Chocolates might not seem especially delicate, but that's only because human hands are still unappreciated miracles of material handling. However, even with a sophisticated packaging machine, such confections are marked up or deformed easily. To ensure gentle handling, machine builders often use delta-type robots because they can pick up products precisely without interrupting production.

Of One Mind
Cama's compact loading unit combines three delta robots under one controller, enabling high-speed chocolate sorting.Image Source: Cama GroupOne of these is Cama Group (www.camagroup.com) in Lecco, Italy, near Lake Como, which has been manufacturing individual machines and complete robotic production lines for the secondary packaging industry for 30 years. Its robotic packaging lines are used for handling primary packaging, such as pouches, cups, cans and other containers in applications from picking through to palletizing foods, cosmetics and other consumer products.

Founded by cartoning veteran Paolo Bellante in 1981, Cama is now run by his children, Daniele and Annalisa, who joined the family business in 1994. They continued their father's mission after he died of cancer in 2004, but they've also remodeled the firm to meet customers' needs in the future.

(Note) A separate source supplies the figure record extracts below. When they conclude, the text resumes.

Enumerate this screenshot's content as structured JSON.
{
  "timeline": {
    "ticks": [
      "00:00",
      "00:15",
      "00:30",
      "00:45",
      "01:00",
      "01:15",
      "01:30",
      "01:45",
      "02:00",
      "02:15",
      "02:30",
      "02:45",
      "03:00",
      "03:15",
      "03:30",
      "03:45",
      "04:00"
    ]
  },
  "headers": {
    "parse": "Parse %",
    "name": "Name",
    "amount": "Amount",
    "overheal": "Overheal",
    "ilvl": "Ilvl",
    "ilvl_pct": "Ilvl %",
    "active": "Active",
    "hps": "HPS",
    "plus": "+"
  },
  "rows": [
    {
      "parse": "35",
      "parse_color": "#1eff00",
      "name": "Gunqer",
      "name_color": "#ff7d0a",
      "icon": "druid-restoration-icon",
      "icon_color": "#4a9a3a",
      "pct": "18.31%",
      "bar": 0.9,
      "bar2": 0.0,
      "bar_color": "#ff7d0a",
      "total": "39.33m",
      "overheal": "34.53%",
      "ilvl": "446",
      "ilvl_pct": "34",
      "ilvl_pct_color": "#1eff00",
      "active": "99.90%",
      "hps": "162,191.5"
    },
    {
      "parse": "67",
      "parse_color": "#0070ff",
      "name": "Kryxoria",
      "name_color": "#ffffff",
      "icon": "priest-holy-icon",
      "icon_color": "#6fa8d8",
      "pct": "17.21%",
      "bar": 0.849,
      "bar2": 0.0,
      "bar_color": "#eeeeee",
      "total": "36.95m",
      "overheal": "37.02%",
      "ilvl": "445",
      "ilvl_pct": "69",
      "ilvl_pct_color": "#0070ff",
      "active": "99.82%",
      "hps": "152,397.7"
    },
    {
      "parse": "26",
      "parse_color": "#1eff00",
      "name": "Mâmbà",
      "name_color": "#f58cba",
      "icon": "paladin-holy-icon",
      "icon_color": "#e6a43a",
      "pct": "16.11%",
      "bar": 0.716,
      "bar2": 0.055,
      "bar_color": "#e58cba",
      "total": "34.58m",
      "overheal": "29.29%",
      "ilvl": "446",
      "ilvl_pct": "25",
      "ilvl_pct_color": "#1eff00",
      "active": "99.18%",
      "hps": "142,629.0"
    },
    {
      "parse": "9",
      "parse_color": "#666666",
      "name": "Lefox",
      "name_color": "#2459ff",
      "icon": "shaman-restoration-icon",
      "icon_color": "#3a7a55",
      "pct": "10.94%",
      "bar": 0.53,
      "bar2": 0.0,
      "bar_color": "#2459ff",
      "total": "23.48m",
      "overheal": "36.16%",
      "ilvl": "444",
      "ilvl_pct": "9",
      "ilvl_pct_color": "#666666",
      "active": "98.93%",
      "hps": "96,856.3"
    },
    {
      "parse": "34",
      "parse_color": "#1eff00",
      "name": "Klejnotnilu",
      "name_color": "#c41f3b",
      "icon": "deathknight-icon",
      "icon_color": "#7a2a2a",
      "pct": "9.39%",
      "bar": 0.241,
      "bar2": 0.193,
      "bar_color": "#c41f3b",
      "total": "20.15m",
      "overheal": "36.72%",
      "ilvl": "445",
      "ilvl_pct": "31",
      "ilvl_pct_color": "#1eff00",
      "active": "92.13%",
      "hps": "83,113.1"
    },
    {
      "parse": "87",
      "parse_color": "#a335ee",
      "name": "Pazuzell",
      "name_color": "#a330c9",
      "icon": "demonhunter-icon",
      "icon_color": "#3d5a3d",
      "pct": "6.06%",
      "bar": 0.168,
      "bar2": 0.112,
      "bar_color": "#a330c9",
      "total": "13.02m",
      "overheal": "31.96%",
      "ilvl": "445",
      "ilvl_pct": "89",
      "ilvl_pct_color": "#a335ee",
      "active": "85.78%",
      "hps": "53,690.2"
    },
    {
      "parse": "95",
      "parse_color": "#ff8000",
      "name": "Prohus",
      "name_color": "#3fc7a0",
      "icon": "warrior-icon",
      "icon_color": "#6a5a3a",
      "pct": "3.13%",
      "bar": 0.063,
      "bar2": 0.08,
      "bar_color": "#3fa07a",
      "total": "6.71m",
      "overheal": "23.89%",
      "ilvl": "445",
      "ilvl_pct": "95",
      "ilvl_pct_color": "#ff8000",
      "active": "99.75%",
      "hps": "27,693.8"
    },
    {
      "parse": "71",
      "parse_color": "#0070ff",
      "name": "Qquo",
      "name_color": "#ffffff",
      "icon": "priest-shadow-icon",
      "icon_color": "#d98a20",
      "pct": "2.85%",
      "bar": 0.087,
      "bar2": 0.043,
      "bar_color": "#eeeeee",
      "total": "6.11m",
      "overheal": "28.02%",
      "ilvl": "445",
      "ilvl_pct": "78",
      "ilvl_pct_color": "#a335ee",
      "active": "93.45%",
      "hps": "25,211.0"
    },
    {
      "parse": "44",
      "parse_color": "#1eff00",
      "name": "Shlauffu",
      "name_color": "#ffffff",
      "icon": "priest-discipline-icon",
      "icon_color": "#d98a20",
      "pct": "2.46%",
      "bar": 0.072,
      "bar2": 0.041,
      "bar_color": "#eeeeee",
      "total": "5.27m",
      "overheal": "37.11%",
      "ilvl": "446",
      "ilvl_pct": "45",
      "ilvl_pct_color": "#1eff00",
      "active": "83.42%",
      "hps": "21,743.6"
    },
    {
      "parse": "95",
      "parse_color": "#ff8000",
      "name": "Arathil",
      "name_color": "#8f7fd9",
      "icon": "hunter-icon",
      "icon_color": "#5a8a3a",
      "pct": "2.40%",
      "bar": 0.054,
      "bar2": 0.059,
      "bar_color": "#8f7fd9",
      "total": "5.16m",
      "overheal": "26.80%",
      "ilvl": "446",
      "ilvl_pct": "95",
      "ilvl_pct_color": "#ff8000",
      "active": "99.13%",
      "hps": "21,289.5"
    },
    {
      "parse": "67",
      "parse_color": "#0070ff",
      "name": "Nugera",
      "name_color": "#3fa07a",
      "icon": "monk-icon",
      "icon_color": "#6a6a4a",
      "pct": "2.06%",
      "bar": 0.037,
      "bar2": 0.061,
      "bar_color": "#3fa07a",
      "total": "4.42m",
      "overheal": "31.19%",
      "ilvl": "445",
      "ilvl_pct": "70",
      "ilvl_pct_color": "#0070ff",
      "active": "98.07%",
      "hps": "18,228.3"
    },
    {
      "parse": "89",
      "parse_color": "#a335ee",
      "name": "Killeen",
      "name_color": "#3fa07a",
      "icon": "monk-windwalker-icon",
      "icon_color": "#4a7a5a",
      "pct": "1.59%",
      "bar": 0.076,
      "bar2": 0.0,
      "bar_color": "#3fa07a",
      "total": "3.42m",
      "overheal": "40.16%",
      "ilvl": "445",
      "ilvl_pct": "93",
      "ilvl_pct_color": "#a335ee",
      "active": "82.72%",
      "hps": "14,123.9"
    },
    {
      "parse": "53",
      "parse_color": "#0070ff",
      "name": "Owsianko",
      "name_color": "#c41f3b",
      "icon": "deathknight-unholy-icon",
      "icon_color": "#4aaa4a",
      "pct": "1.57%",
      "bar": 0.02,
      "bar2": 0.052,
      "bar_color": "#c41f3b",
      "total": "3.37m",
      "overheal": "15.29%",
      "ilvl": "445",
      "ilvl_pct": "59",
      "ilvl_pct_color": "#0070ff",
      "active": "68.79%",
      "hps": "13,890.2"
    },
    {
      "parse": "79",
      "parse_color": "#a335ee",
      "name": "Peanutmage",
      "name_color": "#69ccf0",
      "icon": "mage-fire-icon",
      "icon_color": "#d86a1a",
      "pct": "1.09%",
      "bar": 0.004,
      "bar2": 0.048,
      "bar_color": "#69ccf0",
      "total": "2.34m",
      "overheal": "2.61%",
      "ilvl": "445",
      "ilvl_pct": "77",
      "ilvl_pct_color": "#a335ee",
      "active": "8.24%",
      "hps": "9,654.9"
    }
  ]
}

The company's 130 staffers build about 150 machines and 40 integrated packaging lines per year for candy and baking companies worldwide, but mostly in the U.K. and France. Because every application is different, Cama reports, its design team has 30 engineers who collaborate with customers to design the most appropriate and cost-effective machine or line that will produce the best quality, most attractive package for their product with the least wasted material.

To meet requests for simpler and better coordinated robots and controls, Cama's packaging and robotics divisions recently collaborated to build a loading machine that can employ up to four of its delta-type Triaflex robots. Instead of using one controller per robot, Cama was able to integrate them all and perform load balancing with just one of Bosch Rexroth's combined motion logic and robotic control units. Because one Triaflex robot can run at 120 cycles per minute and a "multi-picks" gripper system allows simultaneous picking of several products, Cama's loading machine can handle up to 300 products per minute.

"Our new compact loading unit with three integrated delta robots allows us to achieve the speed our customer needed," says Daniele Bellante, Cama's CEO. "And we saved considerable space when compared to a solution consisting of delta robots connected in series, each with its own control cabinet." Besides using fewer robot controllers, Bellante adds, Cama also implemented modular, dual-axis drives from Bosch, which reduced cabling up to 40%, cut the machine's footprint in half, and shrank the control cabinet by 40%.

Because its single controller can control up to 16 kinematics simultaneously, each with a maximum of eight interpolating axes and up to four synchronous belts, Cama's loader doesn't require the usual communication interfaces between individual robot controls that traditionally are needed to ensure transmission of camera system information and to coordinate robot units to prevent collisions.